Foo Fighters s’est formé à la suite d’une tragédie, alors que le suicide de Kurt Cobain en 1994 a laissé Dave Grohl sous le choc et à la recherche d’une voix. Le premier album éponyme du groupe en 1995 a trouvé le batteur et nouveau leader revigoré par le chagrin, tandis que celui de 1997 La couleur et la forme doublé d’une séance de thérapie entraînante et accrocheuse à la suite de son divorce. Pris ensemble, les deux disques documentent la recherche de catharsis et d’équilibre de Grohl au milieu d’une déstabilisation douloureuse, et ils ont donné le ton à une carrière fructueuse qui a abouti à l’intronisation de Foo Fighters en 2021 au Rock and Roll Hall of Fame.
Aujourd’hui, 28 ans après les débuts des Foo Fighters, le groupe sort son 11e album, Mais nous sommes là – et se retrouve à nouveau en deuil. Le batteur Taylor Hawkins est décédé subitement en mars 2022, laissant l’avenir du groupe momentanément incertain. puis, en août de la même année, Grohl perd sa mère, Virginia. Les paroles des nouvelles chansons de Grohl suggèrent qu’elle est une présence encore plus grande – ou, plus précisément, une absence – sur l’album que Hawkins. Les mots de Grohl sur Mais nous sommes là douleur de la perte, alors même qu’ils explosent dans un véritable chaos rock, et cette perte s’étend au-delà de la mort d’êtres chers : ce sont des chansons sur la perte de mémoire, la perte de confort, la perte du passé, la perte de maison. Une fois de plus, sonder les profondeurs de l’angoisse a conduit à certaines des musiques les plus vitales de sa carrière.
Cela vaut la peine de s’arrêter ici pour repousser le mythe pernicieux de l’art issu uniquement de la grande misère, et pour contempler combien le meilleur travail de Grohl est aussi une extension de la communauté profonde qui s’est formée autour de lui – qui s’est, ces dernières années, étendue à la contribution vocale occasionnelle de sa fille Violet. Mais il est difficile de passer à côté, et ce serait une faute professionnelle de ne pas le souligner, la férocité constante et l’accent mis sur l’affichage dans Mais nous sommes là. Grohl comprend clairement que nous honorons les êtres chers décédés en créant de nouvelles joies que nous souhaitons qu’ils soient là pour partager.
De cette façon, Mais nous sommes là brille véritablement comme un hommage à Hawkins. Bien que le batteur des Foo Fighters sera remplacé en tournée par Josh Freese, Grohl revient au kit tout au long du nouveau disque, et il apporte une intensité brute et instantanément identifiable à ses 10 titres. « Rescued » et « Under You » ouvrent Mais nous sommes là avec des singles qui semblent avoir émergé directement d’un ensemble de plus grands succès d’un univers alternatif – ce sont des temps forts de carrière qui sonnent à la fois intemporels et totalement du présent – tandis que « Nothing At All » et la chanson titre accélèrent ces chansons ‘ avec des refrains qui déclenchent certaines des plus belles frénésies de la carrière des Foo Fighters.
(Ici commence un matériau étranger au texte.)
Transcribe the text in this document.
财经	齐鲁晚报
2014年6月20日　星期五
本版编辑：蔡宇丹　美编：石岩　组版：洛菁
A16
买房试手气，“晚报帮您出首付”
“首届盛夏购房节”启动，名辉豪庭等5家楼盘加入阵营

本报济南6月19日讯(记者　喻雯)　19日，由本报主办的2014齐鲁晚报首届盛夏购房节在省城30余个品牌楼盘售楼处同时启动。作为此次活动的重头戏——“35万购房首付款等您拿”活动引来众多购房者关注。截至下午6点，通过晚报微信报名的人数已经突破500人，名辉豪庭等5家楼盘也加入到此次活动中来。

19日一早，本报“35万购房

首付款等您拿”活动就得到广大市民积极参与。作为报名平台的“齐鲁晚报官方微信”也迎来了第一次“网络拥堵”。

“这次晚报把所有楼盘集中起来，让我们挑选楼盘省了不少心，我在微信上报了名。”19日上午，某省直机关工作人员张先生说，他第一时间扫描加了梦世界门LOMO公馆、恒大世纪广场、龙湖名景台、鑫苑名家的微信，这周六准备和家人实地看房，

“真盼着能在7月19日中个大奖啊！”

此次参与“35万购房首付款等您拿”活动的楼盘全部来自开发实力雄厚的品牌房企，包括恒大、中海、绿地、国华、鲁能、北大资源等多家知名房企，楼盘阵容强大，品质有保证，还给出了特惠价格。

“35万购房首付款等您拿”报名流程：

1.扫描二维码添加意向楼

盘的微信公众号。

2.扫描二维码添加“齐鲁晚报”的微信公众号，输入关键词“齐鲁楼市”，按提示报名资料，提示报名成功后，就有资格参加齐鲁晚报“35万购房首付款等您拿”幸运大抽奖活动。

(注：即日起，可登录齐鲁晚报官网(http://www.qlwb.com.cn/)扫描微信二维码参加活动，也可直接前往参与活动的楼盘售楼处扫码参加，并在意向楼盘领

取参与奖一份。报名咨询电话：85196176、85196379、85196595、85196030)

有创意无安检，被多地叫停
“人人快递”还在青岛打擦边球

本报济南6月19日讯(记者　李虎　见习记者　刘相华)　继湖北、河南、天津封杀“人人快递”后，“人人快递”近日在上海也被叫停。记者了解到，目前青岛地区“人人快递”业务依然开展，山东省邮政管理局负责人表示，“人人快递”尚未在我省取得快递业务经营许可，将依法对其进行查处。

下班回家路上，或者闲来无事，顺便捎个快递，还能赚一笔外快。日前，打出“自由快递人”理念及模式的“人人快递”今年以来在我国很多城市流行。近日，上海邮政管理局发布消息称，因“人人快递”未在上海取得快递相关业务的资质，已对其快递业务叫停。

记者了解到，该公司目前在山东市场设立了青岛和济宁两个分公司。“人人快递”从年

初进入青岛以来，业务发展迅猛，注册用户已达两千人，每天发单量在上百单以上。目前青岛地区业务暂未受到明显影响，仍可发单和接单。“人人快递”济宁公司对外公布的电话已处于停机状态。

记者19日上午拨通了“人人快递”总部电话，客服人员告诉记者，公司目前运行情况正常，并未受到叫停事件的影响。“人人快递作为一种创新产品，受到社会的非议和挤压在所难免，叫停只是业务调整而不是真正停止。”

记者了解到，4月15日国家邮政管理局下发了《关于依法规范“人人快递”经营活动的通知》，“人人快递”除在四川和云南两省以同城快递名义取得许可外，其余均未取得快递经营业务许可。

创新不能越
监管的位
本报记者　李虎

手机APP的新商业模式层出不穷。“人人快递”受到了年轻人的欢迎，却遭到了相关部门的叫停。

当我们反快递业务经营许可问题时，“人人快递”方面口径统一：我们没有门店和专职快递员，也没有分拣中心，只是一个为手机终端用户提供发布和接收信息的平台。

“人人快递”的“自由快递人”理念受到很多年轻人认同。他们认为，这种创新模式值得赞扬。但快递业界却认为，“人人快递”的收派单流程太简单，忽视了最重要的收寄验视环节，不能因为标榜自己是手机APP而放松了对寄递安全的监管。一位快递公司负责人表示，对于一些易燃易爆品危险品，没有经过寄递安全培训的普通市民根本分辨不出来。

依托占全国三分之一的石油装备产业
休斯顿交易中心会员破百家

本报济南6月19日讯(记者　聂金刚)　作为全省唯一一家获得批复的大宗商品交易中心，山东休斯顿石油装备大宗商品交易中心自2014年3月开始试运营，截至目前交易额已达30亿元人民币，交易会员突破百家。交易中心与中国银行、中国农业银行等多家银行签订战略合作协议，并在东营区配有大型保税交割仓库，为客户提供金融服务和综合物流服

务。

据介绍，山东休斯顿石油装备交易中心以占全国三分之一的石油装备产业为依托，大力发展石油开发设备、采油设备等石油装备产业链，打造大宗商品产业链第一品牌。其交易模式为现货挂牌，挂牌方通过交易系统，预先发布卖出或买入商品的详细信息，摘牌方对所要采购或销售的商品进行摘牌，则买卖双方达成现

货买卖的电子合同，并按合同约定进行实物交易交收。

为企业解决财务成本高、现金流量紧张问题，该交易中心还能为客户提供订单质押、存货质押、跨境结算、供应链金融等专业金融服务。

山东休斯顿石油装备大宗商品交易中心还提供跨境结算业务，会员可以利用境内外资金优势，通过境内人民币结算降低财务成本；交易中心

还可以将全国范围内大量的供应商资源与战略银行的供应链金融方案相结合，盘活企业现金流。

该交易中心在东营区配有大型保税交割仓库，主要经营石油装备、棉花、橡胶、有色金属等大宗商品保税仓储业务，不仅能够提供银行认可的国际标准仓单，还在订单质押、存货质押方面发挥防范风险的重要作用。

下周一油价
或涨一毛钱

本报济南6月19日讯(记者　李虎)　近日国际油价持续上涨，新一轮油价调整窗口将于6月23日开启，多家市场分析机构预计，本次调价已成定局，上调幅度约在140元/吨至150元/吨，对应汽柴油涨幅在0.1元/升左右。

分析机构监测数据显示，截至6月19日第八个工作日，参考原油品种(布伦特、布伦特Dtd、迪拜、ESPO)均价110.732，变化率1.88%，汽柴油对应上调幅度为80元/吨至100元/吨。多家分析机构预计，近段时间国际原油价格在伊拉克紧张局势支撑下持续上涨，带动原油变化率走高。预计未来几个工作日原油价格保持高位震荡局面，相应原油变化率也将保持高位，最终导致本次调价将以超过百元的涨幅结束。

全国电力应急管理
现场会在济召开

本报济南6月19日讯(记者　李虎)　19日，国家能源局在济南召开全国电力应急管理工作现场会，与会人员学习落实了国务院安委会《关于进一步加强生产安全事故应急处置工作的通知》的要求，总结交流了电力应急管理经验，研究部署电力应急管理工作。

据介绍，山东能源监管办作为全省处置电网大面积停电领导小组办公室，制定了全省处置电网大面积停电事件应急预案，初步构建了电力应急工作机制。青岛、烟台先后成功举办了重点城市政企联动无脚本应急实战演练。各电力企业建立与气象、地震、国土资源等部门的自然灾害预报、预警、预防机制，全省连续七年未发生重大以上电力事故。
Bien sûr, pour ce groupe, riffs et réflexion ne s’excluent pas mutuellement. Malgré tout son abandon acharné, « Under You » puise dans un profond puits de sentiment – « Quelqu’un a dit que je ne reverrai plus jamais ton visage / Une partie de moi ne peut tout simplement pas croire que c’est vrai / Des photos de nous partagent des chansons et cigarettes / C’est ainsi que je t’imaginerai toujours » – car il envisage le chagrin à la fois comme un poids et un processus. Ailleurs, les absences abondent sous tous les angles : « J’entends des voix / Aucune d’entre elles n’est toi », chante Grohl dans « Hearing Voices », tandis que l’épopée de 10 minutes « The Teacher » le trouve implorant : « Montre-moi comment pleurer, homme / Montre-moi comment dire au revoir. » « Repos » se ferme Mais nous sommes là sur un vrai larmoyant, alors qu’il promet une réunion « sous le chaud soleil de Virginie » – une référence à la fois à son lieu d’origine et à la femme qui l’a élevé. Et « The Glass » clarifie les enjeux de son chagrin, comme le chante Grohl, « J’avais une version de chez moi, et juste comme ça, on m’a laissé vivre sans. »
Pourtant, tous les discours sur la mort qui imprègnent Mais nous sommes là ne devrait pas éclipser à quel point il s’agit d’un disque de rock vraiment formidable – si accrocheur et vibrant, si débordant d’émerveillement aux yeux fous. C’est lourddans tous les sens du terme, mais ne vous y trompez pas : cela restera coincé dans votre tête pendant des jours.